We talked about graphic image formats a lot, too.  Virtually all scanners will do a variety of formats, with TIFF (Tagged Image File Format) being the preferred choice.  Why?  Well, TIFF (sometimes abbreviated as TIF) is a "lossless" format.  That means the computer doesn't compress or discard any of the data in the image.  You can repeatedly edit and save a TIFF file with no loss of quality.  Not so with JPEG (Joint Photographic Experts Group) files, usually abbreviated as JPG.  JPG is a "lossy" format, which means that the computer compresses the data in a manner that causes some of the data to be lost, with minimal perceptive difference in the image.  The problem with this is that repeatedly editing and saving a JPG file causes repeated compression and data loss, leading to steadily decreasing image quality.  Why would we use JPG, then?  Well, JPG is very effective at compressing images to save disk space.  Back when space was much more expensive, this was a big issue.  As well, transmitting images over dialup was painfully slow on larger file sizes.  JPG was designed to fix both issues, and does a generally good job of it.  For any files you need to have around for a long time, or need to edit repeatedly, or archive, TIFF is the better choice for image quality.  The good news is once you have the TIFF file, you can convert it to JPG and save a copy to use when you need to send the file across a network or through e-mail.  You could also convert a JPG to TIFF, but even the initial saving of the JPG file loses some of the data, so you end up with a lower quality TIFF file.

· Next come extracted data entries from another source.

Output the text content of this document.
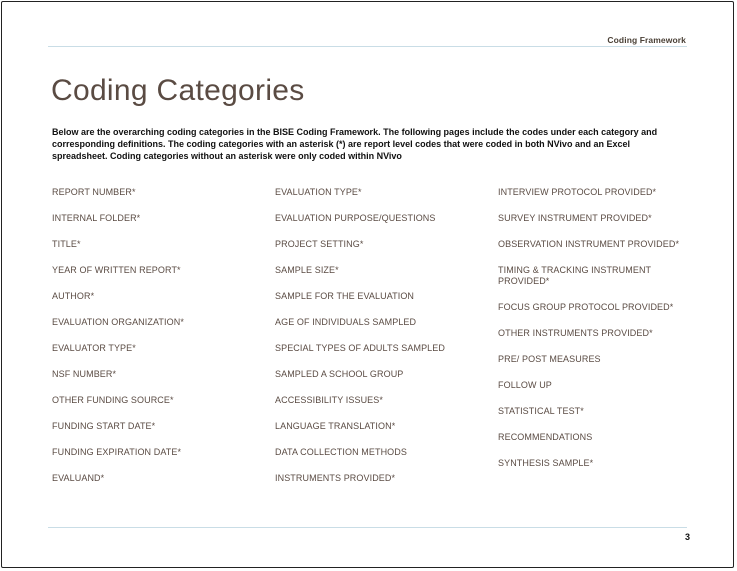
Coding Framework
Coding Categories

Below are the overarching coding categories in the BISE Coding Framework. The following pages include the codes under each category and corresponding definitions. The coding categories with an asterisk (*) are report level codes that were coded in both NVivo and an Excel spreadsheet. Coding categories without an asterisk were only coded within NVivo

REPORT NUMBER*
INTERNAL FOLDER*
TITLE*
YEAR OF WRITTEN REPORT*
AUTHOR*
EVALUATION ORGANIZATION*
EVALUATOR TYPE*
NSF NUMBER*
OTHER FUNDING SOURCE*
FUNDING START DATE*
FUNDING EXPIRATION DATE*
EVALUAND*
EVALUATION TYPE*
EVALUATION PURPOSE/QUESTIONS
PROJECT SETTING*
SAMPLE SIZE*
SAMPLE FOR THE EVALUATION
AGE OF INDIVIDUALS SAMPLED
SPECIAL TYPES OF ADULTS SAMPLED
SAMPLED A SCHOOL GROUP
ACCESSIBILITY ISSUES*
LANGUAGE TRANSLATION*
DATA COLLECTION METHODS
INSTRUMENTS PROVIDED*
INTERVIEW PROTOCOL PROVIDED*
SURVEY INSTRUMENT PROVIDED*
OBSERVATION INSTRUMENT PROVIDED*
TIMING & TRACKING INSTRUMENT PROVIDED*
FOCUS GROUP PROTOCOL PROVIDED*
OTHER INSTRUMENTS PROVIDED*
PRE/ POST MEASURES
FOLLOW UP
STATISTICAL TEST*
RECOMMENDATIONS
SYNTHESIS SAMPLE*
3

We also talked about using a digital camera when something cannot be scanned.  For instance, something larger than the area of your scanner requires very finicky handling and software stitching to make a combined image if you can even manage to scan it at all.  Three dimensional objects do better with a digital camera than a flat scanner.  The problem here is, most cameras shoot JPG files at least by default, and many can do no other formats.  For snapshots, that's usually fine, but for archival purposes we're back at the image quality issue.  Digital Single Lens Reflex (DSLR) cameras can also shoot RAW format, which is the native format of the camera.  Technically, ALL digital cameras shoot a RAW format, but only the high-end cameras allow you to use that format instead of JPG.  Also, each camera has its own RAW format!  If you're forced to use a camera that only exports JPG files, you should soot using the highest quality and resolution the camera is capable of, then immediately convert the file to TIFF to avoid any further loss of quality.

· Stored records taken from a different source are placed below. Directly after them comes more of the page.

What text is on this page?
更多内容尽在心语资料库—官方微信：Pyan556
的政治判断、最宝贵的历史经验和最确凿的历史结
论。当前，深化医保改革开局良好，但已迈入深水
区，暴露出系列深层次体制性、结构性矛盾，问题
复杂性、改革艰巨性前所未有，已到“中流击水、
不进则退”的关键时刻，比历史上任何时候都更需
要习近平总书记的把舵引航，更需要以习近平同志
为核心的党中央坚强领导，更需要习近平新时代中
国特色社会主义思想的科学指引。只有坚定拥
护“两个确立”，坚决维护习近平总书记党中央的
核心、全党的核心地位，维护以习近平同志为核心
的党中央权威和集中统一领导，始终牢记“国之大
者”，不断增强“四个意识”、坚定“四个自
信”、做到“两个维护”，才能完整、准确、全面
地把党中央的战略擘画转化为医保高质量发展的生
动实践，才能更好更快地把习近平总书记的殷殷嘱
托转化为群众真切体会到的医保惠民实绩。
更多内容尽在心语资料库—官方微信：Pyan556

Convert the files, eh?  How?  Well, we talked somewhat about image editing software.  My software of choice is Adobe Photoshop Elements.  Others like Paint Shop Pro (PSP).  Some don't do much editing at all, only using what Picasa offers for minor tweaks.  Most software will allow you to load an image, then select File, Save As, and then choose the destination format you want.  Usually, if you're following my advice and saving in TIFF format originally, you'll want to make copies in JPG or PNG (Portable Net Graphics) formats for use on your own blog or in e-mails.  In fact, to share some examples of what I was scanning today, I had to make JPG copies to upload to the forum.

I could go on for hours.  That's an occupational hazard for IT guys like me!  I'll close by saying that the next Scanfest event will be on February 27th at 11:00AM Pacific Time.  Keep an eye out for instructions on how to join!

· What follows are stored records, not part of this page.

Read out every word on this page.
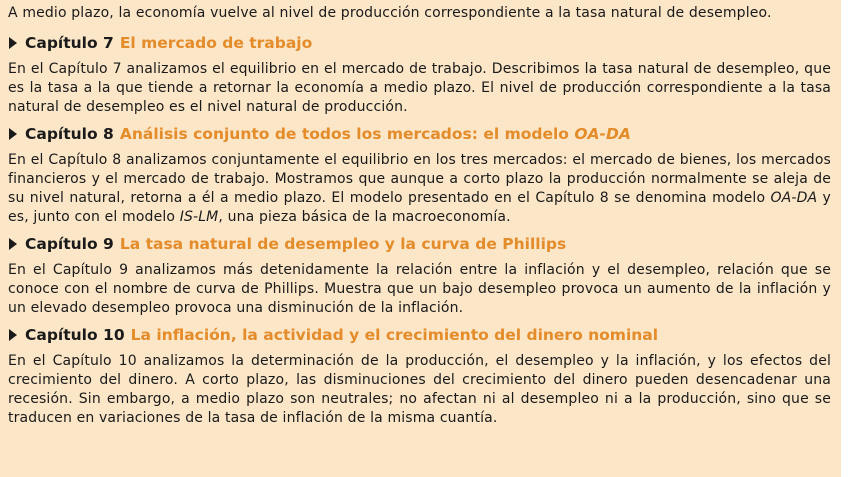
A medio plazo, la economía vuelve al nivel de producción correspondiente a la tasa natural de desempleo.

Capítulo 7 El mercado de trabajo

En el Capítulo 7 analizamos el equilibrio en el mercado de trabajo. Describimos la tasa natural de desempleo, que es la tasa a la que tiende a retornar la economía a medio plazo. El nivel de producción correspondiente a la tasa natural de desempleo es el nivel natural de producción.

Capítulo 8 Análisis conjunto de todos los mercados: el modelo OA-DA

En el Capítulo 8 analizamos conjuntamente el equilibrio en los tres mercados: el mercado de bienes, los mercados financieros y el mercado de trabajo. Mostramos que aunque a corto plazo la producción normalmente se aleja de su nivel natural, retorna a él a medio plazo. El modelo presentado en el Capítulo 8 se denomina modelo OA-DA y es, junto con el modelo IS-LM, una pieza básica de la macroeconomía.

Capítulo 9 La tasa natural de desempleo y la curva de Phillips

En el Capítulo 9 analizamos más detenidamente la relación entre la inflación y el desempleo, relación que se conoce con el nombre de curva de Phillips. Muestra que un bajo desempleo provoca un aumento de la inflación y un elevado desempleo provoca una disminución de la inflación.

Capítulo 10 La inflación, la actividad y el crecimiento del dinero nominal

En el Capítulo 10 analizamos la determinación de la producción, el desempleo y la inflación, y los efectos del crecimiento del dinero. A corto plazo, las disminuciones del crecimiento del dinero pueden desencadenar una recesión. Sin embargo, a medio plazo son neutrales; no afectan ni al desempleo ni a la producción, sino que se traducen en variaciones de la tasa de inflación de la misma cuantía.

UPDATE:  In hindsight, I realize I should have saved this for a  Tech Tuesday.  Chalk it up to the excitement of my first Scanfest...

Tech Tuesday – Have you stumbled upon a piece of technology or new Web-based application that would be of interest to your fellow genealogy colleagues? Post at your blog on Tech Tuesday and show us the ins and outs of this technology and how it can benefit the genealogy community.  This is a new series suggested by Donna Peterson of Hanging with Donna and in the past there have been many iterations of this series: the National Archives and Records Administration (NARA) blog Narations as well as The Family Curator by Denise Levenick.  (Blurb shamelessly stolen from Thomas McEntee at Geneabloggers!)